The past 25 years have not secured a future for the battery electric car, but things are looking up. The next 10 years are crucial as cost, infrastructure, and consumer acceptance challenges are tackled and hopefully overcome to make affordable, unsubsidized electric cars a mass-market reality. It is a considerable challenge. Clearly, a lot of people are counting on it.
General Motor has debuted its first all-electric car since the sporty EV1 that was sold for a time in the 1990s. The Chevrolet Spark EV is basically a Korean-built, five-door Spark subcompact sedan converted into an electric vehicle. However, the drive unit and motor will be assembled at GM’s White Marsh, Maryland manufacturing facility using parts sourced from U.S. and global suppliers.
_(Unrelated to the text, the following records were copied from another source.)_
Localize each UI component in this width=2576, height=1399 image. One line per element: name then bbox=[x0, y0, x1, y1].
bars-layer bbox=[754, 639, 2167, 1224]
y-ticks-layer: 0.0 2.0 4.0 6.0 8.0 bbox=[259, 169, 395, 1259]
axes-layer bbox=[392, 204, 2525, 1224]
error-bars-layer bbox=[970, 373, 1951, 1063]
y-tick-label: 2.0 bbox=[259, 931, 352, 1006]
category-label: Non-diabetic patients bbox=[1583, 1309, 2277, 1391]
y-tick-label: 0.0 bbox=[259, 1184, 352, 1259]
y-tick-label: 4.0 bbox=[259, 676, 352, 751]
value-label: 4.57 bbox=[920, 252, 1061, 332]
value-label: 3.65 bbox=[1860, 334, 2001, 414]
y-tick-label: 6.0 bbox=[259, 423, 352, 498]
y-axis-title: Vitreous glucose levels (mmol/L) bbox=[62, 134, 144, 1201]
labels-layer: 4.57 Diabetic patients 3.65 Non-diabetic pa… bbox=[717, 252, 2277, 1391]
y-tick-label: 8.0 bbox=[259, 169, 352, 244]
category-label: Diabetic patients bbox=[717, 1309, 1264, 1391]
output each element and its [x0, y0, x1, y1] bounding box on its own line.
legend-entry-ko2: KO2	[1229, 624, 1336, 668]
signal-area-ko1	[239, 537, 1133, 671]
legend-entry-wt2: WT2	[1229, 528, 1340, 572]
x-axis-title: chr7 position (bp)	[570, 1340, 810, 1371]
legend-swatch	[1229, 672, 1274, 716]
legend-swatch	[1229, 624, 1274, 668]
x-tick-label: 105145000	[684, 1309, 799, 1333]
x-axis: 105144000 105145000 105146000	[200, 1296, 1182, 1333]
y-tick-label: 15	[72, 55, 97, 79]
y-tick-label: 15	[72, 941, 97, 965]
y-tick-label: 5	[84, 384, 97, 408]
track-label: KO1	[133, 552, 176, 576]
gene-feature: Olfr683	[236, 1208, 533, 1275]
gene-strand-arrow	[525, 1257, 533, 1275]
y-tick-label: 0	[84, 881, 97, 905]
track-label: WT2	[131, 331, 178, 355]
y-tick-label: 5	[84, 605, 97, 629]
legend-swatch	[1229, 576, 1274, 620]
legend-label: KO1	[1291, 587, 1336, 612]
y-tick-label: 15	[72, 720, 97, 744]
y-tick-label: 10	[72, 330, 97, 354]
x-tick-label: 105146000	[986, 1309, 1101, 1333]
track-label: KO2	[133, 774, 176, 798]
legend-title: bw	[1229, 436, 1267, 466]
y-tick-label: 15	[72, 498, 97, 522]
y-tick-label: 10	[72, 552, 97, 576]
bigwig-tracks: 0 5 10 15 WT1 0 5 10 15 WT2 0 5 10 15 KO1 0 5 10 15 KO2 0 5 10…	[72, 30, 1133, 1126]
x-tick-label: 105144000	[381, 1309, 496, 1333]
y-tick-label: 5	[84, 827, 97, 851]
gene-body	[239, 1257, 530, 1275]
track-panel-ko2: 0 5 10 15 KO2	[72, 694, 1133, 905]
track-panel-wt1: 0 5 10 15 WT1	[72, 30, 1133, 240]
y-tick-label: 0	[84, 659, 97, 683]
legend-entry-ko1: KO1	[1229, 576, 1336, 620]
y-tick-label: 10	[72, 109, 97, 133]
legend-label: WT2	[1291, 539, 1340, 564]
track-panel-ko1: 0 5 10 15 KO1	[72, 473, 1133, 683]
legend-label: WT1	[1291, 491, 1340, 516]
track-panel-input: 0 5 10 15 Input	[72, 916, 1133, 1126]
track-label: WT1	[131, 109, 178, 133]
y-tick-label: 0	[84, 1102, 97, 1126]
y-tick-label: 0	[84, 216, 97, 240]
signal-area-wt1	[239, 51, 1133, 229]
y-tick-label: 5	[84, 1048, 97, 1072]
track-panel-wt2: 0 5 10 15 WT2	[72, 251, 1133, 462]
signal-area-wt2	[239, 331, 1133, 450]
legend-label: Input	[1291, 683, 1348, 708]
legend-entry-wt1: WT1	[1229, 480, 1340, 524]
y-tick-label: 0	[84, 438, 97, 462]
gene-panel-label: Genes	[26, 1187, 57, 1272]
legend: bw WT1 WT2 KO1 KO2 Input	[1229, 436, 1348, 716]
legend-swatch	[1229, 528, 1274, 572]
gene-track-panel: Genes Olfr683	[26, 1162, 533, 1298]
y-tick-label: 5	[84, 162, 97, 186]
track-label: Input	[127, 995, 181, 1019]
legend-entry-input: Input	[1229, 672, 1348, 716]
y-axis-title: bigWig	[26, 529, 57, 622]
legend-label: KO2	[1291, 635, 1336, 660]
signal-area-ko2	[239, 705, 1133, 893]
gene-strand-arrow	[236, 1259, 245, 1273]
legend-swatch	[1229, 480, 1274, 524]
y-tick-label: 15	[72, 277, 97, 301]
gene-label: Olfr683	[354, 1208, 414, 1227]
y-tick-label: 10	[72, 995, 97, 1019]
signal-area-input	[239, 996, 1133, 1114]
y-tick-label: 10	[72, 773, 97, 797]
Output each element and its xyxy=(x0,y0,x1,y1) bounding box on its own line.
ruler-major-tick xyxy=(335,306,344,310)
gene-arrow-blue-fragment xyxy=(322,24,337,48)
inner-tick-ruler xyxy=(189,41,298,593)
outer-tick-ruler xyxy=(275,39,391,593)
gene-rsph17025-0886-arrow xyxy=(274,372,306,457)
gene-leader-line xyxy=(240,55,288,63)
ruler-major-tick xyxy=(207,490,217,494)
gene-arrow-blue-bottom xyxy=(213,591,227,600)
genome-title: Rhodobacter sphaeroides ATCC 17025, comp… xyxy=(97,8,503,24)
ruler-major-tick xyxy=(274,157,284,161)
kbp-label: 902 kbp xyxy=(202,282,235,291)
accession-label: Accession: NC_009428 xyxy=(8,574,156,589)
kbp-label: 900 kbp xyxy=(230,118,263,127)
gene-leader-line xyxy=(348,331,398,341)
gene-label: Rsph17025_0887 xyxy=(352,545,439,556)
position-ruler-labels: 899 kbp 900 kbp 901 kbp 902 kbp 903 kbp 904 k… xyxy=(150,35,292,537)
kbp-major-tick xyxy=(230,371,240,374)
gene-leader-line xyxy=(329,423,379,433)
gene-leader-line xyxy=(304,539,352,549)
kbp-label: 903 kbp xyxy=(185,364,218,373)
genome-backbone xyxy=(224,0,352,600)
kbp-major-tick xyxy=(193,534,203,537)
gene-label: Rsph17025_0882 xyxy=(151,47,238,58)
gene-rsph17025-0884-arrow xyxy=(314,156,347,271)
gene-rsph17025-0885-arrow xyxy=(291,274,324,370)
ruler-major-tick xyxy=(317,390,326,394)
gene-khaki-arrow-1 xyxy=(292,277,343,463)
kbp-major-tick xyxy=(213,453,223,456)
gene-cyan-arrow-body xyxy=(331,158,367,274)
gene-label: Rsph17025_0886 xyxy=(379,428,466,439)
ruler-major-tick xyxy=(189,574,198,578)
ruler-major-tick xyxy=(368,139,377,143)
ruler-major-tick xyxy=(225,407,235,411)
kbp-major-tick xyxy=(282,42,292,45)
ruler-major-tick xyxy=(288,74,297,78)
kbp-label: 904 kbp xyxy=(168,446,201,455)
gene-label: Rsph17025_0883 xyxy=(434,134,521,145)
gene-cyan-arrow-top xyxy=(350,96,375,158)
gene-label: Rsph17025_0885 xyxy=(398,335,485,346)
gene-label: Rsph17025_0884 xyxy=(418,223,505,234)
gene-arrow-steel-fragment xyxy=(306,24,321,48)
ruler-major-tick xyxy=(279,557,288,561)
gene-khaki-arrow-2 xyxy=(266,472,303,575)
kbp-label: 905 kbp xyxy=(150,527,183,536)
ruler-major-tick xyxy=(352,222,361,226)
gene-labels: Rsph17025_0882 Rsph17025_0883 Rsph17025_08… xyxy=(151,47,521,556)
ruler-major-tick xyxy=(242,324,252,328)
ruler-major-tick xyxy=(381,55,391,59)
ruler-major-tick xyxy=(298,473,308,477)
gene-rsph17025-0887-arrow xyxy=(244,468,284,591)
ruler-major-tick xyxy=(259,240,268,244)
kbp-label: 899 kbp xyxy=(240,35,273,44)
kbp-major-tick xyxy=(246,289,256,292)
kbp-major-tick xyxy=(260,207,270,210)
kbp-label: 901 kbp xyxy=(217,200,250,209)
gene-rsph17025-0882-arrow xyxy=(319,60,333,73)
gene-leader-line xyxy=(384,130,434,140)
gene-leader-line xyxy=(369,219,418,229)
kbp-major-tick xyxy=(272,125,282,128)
The Spark EV is powered by a GM-designed, coaxial drive unit and electric motor. Rated at 130 horsepower and 400 lb-ft torque, this motor can accelerate the four passenger EV to 60 mph in under eight seconds. Electric energy is stored in the 20 kilowatt-hour lithium-ion battery. The 560 pound battery pack consists of 336 prismatic cells. It’s warranted for eight years or 100,000 miles. GM has not provided range estimates for the Spark EV, but it is expected to match or exceed that of competitive EVs like the Nissan LEAF and Ford Focus EV, or about 80 miles under real world conditions.
SAE Combo DC Fast Charging will be optional. This will allow the Spark EV to reach 80 percent of full battery charge in as little as 20 minutes in fast-charge mode. A common on-board charging receptacle accommodates all three charging systems – DC Fast Charge, AC 240V, and AC 120V. Using a dedicated 240V outlet, the Spark EV recharges in less than seven hours.
Owners can control charging according to their expected departure time or when electric rates are lowest. Managing and monitoring the vehicle is also possible remotely via computer at OnStar.com, or with a special Chevrolet Mobile App powered by OnStar Remote Link. Drivers can view critical vehicle functions on one of two reconfigurable, high-resolution, seven-inch color LCD screens. Information includes a confidence gauge showing expected driving range based on driving habits and other conditions.
Many external changes are made from the regular Spark to improve aerodynamic efficiency and reduce range-killing drag. The result is a drag coefficient of 0.325 Cd and 2.5 additional miles of range. Low rolling resistance tires add another five to seven miles.
GM says the Spark EV will go on sale in summer 2014. It will initially be sold in California and Oregon, thus at least for now it is considered a ‘compliance’ EV that is being marketed mainly to meet California’s ZEV mandate. The mandate will require 15 percent of cars sold in this state by 2025 to be zero emission vehicles. It will also be available in Canada, Korea, and other global markets. The Spark EV will list for just under $32,500 and qualify for a $7,500 federal tax credit. Even with this incentive, the electric version is nearly double the base price of Chevy’s gasoline-powered Spark. Californians could get an additional $2,000 to $2,500 rebate to help soften the price differential.